Reise

Drahtseilakt in Afrikas Bergen

Wie Tarzan – nur mit Drahtseil: Den Südafrikanern sind die Drakensberge längst als Wanderziel ans Herz gewachsen. Doch die Schluchten und Urwälder des höchsten Gebirges im südlichen Afrika lassen sich auch schneller und mit mehr Adrenalin erkunden: freischwebend an einem robusten Stahlseil.

Ein sonderlich sarkastischer Mensch ist Thandanani Justice Mabaso eigentlich nicht. Unter dem Schirm seiner grauen Baseballmütze und dem postgelben Helm mit seinen Initialen TJ versteckt sich das fröhliche Grinsen eines Hobby-Entertainers. Mabaso arbeitet als Guide für Canopy-Touren, freischwebende Seilfahrten zwischen Baumriesen und Felsvorsprüngen in den südafrikanischen Drakensbergen. Und die Tatsache, dass seine Führung an einem Grab beginnt, ist wohl eher dessen lokalhistorischer Bedeutung zuzuschreiben.

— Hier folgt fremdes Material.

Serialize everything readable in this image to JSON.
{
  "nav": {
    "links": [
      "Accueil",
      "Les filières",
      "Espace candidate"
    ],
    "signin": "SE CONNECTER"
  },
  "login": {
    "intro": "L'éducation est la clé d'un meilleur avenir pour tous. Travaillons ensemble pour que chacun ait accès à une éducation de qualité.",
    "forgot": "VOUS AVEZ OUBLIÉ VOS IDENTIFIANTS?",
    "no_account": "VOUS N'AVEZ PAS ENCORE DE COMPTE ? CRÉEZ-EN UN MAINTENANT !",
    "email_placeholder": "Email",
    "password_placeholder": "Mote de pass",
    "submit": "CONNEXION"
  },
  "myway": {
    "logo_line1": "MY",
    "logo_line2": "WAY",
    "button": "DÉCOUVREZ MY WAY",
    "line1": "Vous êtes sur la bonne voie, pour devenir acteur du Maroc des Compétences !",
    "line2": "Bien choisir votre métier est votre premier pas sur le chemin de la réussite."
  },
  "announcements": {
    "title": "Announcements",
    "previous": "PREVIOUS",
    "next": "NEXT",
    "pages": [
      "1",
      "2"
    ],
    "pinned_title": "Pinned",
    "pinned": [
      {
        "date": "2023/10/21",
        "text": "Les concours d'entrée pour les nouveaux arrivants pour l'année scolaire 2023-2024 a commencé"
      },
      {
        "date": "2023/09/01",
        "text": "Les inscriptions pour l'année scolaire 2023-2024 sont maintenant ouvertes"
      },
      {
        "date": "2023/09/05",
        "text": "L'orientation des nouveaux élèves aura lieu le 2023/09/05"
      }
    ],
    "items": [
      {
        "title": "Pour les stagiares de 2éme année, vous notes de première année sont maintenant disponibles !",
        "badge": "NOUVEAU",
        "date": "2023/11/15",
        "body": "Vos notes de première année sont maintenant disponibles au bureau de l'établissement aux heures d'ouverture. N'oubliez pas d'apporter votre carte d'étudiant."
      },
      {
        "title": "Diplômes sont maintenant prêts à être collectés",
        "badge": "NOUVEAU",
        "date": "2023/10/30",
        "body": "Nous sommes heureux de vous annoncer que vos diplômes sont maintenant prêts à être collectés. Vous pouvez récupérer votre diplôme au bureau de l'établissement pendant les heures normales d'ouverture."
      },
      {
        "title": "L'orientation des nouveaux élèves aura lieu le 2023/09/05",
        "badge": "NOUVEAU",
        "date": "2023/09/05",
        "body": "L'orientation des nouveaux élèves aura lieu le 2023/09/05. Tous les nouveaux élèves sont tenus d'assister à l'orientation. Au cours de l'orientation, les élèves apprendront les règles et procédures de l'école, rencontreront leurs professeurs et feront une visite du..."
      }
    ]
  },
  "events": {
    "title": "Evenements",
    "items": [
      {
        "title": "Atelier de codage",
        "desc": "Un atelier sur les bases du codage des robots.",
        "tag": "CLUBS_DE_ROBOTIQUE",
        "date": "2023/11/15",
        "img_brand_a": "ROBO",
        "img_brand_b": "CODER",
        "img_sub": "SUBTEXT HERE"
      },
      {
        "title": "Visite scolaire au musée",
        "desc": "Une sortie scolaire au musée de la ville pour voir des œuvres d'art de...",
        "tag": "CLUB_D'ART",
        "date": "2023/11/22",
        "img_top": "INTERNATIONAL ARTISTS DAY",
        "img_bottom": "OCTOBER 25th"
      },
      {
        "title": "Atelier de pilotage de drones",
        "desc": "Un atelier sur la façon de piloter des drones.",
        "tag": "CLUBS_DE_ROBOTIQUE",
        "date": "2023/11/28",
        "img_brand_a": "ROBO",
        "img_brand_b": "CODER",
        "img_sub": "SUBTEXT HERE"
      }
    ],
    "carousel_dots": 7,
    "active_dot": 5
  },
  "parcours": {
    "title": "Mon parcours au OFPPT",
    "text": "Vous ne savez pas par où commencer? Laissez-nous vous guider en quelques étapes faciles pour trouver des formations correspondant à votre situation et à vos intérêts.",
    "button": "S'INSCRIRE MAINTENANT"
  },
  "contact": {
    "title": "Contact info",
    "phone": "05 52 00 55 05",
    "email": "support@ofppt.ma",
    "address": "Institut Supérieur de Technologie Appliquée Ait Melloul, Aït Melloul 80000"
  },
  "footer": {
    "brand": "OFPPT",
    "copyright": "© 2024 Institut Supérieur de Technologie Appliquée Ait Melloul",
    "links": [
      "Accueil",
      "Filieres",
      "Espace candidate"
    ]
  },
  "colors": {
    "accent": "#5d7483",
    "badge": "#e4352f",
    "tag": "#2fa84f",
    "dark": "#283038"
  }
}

Makaber ist die Geschichte dennoch. Denn jener Dick Barry, der hier vor der mächtigen Kulisse Südafrikas höchster Bergkette beerdigt wurde, war ein Kletterpionier. 1938 stürzte er im Alter von 22 Jahren bei der Besteigung einer dieser Dreitausender in die Tiefe. Von seiner letzten Ruhestätte geht es für abenteuerlustige Urlauber heute direkt hinab zum Drahtseilakt in die Blue-Grotto-Schlucht.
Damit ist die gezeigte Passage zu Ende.